While fighting the war, the McLaughlin brothers were reunited, but in the worst way possible. During the Battle of Champion Hill on May 16, 1863, John's Federals were taking on Henry's Confederates, and the Federals came out victorious. However, after the battle Henry was confined in a Union prison after being captured by his older brother John. After his capture, Henry tried to plead with his Unionist sister that he was loyal to the United States like his brother, and she finally got President Abraham Lincoln to pardon Henry in 1865, after he'd spent more than a year and a half as a prisoner of war. It's unknown if the brothers ever reconciled, and John taking Henry into custody may very well have been their last interaction, which would be a true tragedy.

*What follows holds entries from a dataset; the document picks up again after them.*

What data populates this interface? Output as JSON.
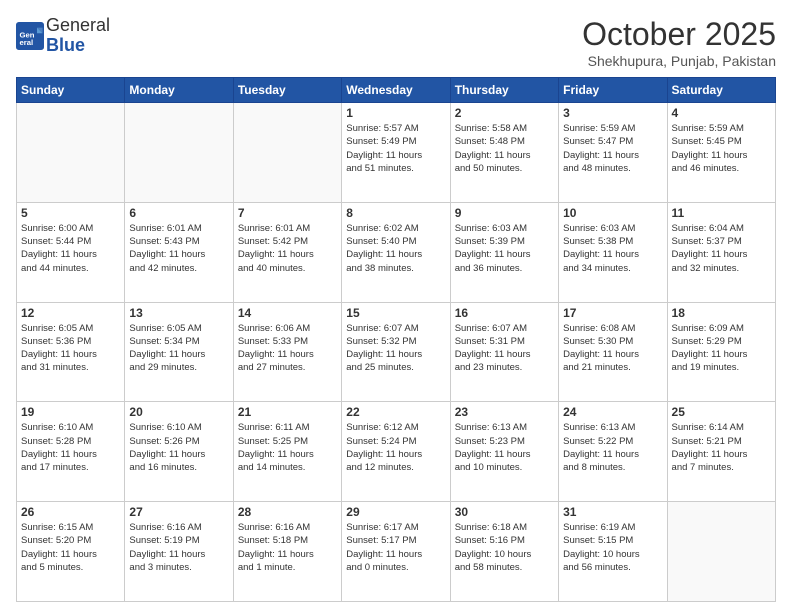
{
  "logo": {
    "general": "General",
    "blue": "Blue"
  },
  "title": "October 2025",
  "location": "Shekhupura, Punjab, Pakistan",
  "days_of_week": [
    "Sunday",
    "Monday",
    "Tuesday",
    "Wednesday",
    "Thursday",
    "Friday",
    "Saturday"
  ],
  "weeks": [
    [
      {
        "day": "",
        "info": ""
      },
      {
        "day": "",
        "info": ""
      },
      {
        "day": "",
        "info": ""
      },
      {
        "day": "1",
        "info": "Sunrise: 5:57 AM\nSunset: 5:49 PM\nDaylight: 11 hours\nand 51 minutes."
      },
      {
        "day": "2",
        "info": "Sunrise: 5:58 AM\nSunset: 5:48 PM\nDaylight: 11 hours\nand 50 minutes."
      },
      {
        "day": "3",
        "info": "Sunrise: 5:59 AM\nSunset: 5:47 PM\nDaylight: 11 hours\nand 48 minutes."
      },
      {
        "day": "4",
        "info": "Sunrise: 5:59 AM\nSunset: 5:45 PM\nDaylight: 11 hours\nand 46 minutes."
      }
    ],
    [
      {
        "day": "5",
        "info": "Sunrise: 6:00 AM\nSunset: 5:44 PM\nDaylight: 11 hours\nand 44 minutes."
      },
      {
        "day": "6",
        "info": "Sunrise: 6:01 AM\nSunset: 5:43 PM\nDaylight: 11 hours\nand 42 minutes."
      },
      {
        "day": "7",
        "info": "Sunrise: 6:01 AM\nSunset: 5:42 PM\nDaylight: 11 hours\nand 40 minutes."
      },
      {
        "day": "8",
        "info": "Sunrise: 6:02 AM\nSunset: 5:40 PM\nDaylight: 11 hours\nand 38 minutes."
      },
      {
        "day": "9",
        "info": "Sunrise: 6:03 AM\nSunset: 5:39 PM\nDaylight: 11 hours\nand 36 minutes."
      },
      {
        "day": "10",
        "info": "Sunrise: 6:03 AM\nSunset: 5:38 PM\nDaylight: 11 hours\nand 34 minutes."
      },
      {
        "day": "11",
        "info": "Sunrise: 6:04 AM\nSunset: 5:37 PM\nDaylight: 11 hours\nand 32 minutes."
      }
    ],
    [
      {
        "day": "12",
        "info": "Sunrise: 6:05 AM\nSunset: 5:36 PM\nDaylight: 11 hours\nand 31 minutes."
      },
      {
        "day": "13",
        "info": "Sunrise: 6:05 AM\nSunset: 5:34 PM\nDaylight: 11 hours\nand 29 minutes."
      },
      {
        "day": "14",
        "info": "Sunrise: 6:06 AM\nSunset: 5:33 PM\nDaylight: 11 hours\nand 27 minutes."
      },
      {
        "day": "15",
        "info": "Sunrise: 6:07 AM\nSunset: 5:32 PM\nDaylight: 11 hours\nand 25 minutes."
      },
      {
        "day": "16",
        "info": "Sunrise: 6:07 AM\nSunset: 5:31 PM\nDaylight: 11 hours\nand 23 minutes."
      },
      {
        "day": "17",
        "info": "Sunrise: 6:08 AM\nSunset: 5:30 PM\nDaylight: 11 hours\nand 21 minutes."
      },
      {
        "day": "18",
        "info": "Sunrise: 6:09 AM\nSunset: 5:29 PM\nDaylight: 11 hours\nand 19 minutes."
      }
    ],
    [
      {
        "day": "19",
        "info": "Sunrise: 6:10 AM\nSunset: 5:28 PM\nDaylight: 11 hours\nand 17 minutes."
      },
      {
        "day": "20",
        "info": "Sunrise: 6:10 AM\nSunset: 5:26 PM\nDaylight: 11 hours\nand 16 minutes."
      },
      {
        "day": "21",
        "info": "Sunrise: 6:11 AM\nSunset: 5:25 PM\nDaylight: 11 hours\nand 14 minutes."
      },
      {
        "day": "22",
        "info": "Sunrise: 6:12 AM\nSunset: 5:24 PM\nDaylight: 11 hours\nand 12 minutes."
      },
      {
        "day": "23",
        "info": "Sunrise: 6:13 AM\nSunset: 5:23 PM\nDaylight: 11 hours\nand 10 minutes."
      },
      {
        "day": "24",
        "info": "Sunrise: 6:13 AM\nSunset: 5:22 PM\nDaylight: 11 hours\nand 8 minutes."
      },
      {
        "day": "25",
        "info": "Sunrise: 6:14 AM\nSunset: 5:21 PM\nDaylight: 11 hours\nand 7 minutes."
      }
    ],
    [
      {
        "day": "26",
        "info": "Sunrise: 6:15 AM\nSunset: 5:20 PM\nDaylight: 11 hours\nand 5 minutes."
      },
      {
        "day": "27",
        "info": "Sunrise: 6:16 AM\nSunset: 5:19 PM\nDaylight: 11 hours\nand 3 minutes."
      },
      {
        "day": "28",
        "info": "Sunrise: 6:16 AM\nSunset: 5:18 PM\nDaylight: 11 hours\nand 1 minute."
      },
      {
        "day": "29",
        "info": "Sunrise: 6:17 AM\nSunset: 5:17 PM\nDaylight: 11 hours\nand 0 minutes."
      },
      {
        "day": "30",
        "info": "Sunrise: 6:18 AM\nSunset: 5:16 PM\nDaylight: 10 hours\nand 58 minutes."
      },
      {
        "day": "31",
        "info": "Sunrise: 6:19 AM\nSunset: 5:15 PM\nDaylight: 10 hours\nand 56 minutes."
      },
      {
        "day": "",
        "info": ""
      }
    ]
  ]
}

The Terrill family (from Kentucky)

For the Terrill family from Boone County, Kentucky, the Civil War was a tumultuous time, to say the least. During the war, the family found themselves completely fractured, with two brothers fighting for the Union and three for the Confederates (via the Boone County Public Library). In addition, many of their cousins and extended family also found themselves fighting in the war, and many of them were split, too. The Kentucky Terrills were related to the Virginia Terrill family that included brothers James, William Rufus, and Philip, all of whom died during the fighting and who were also divided between the Confederacy and Union.

For the Kentucky Terrills, it was William and Robert who fought for the Union, while George, Joshua, and Simeon all fought for the Confederates. In addition, a regiment of Black soldiers included two Terrills from Boone County, suggesting they might have been enslaved by members of the Terrill family before making their way to Union lines and joining the army to fight against their former enslavers (via the Boone County Public Library).

Only Simeon died during the war, with the four others surviving through the end. Incredibly, fighting for different sides did not seem to destroy their relationship, and they returned home after the war and lived without conflict. It shows how powerful the idea of family was for the Kentucky Terrills, who had a chance to heal that the Virginia Terrills never got.

The McIntosh brothers

While most brothers engage in competition and one-upmanship, James and John McIntosh took things to a whole new level during the Civil War. When the war broke out, James, the elder of the two, decided to secede with his native Florida and join the Confederacy. When James, who had previously been a member of the U.S. Army, left to join the Confederacy, his brother John joined the Union Army, perhaps to take his place. 

Apparently, it was James leaving the Union for the Confederacy that spurred John's decision to enlist, as he was working as a businessman in New Jersey when the war began. As a member of the Union Army, John achieved the rank of brevetted major general at the end of the war, while James would get as high as brigadier general.

Unfortunately, the McIntosh brothers were never able to reconcile. James died during the Battle of Pea Ridge in 1862, and the McIntoshes became another family tragically torn apart by the Civil War.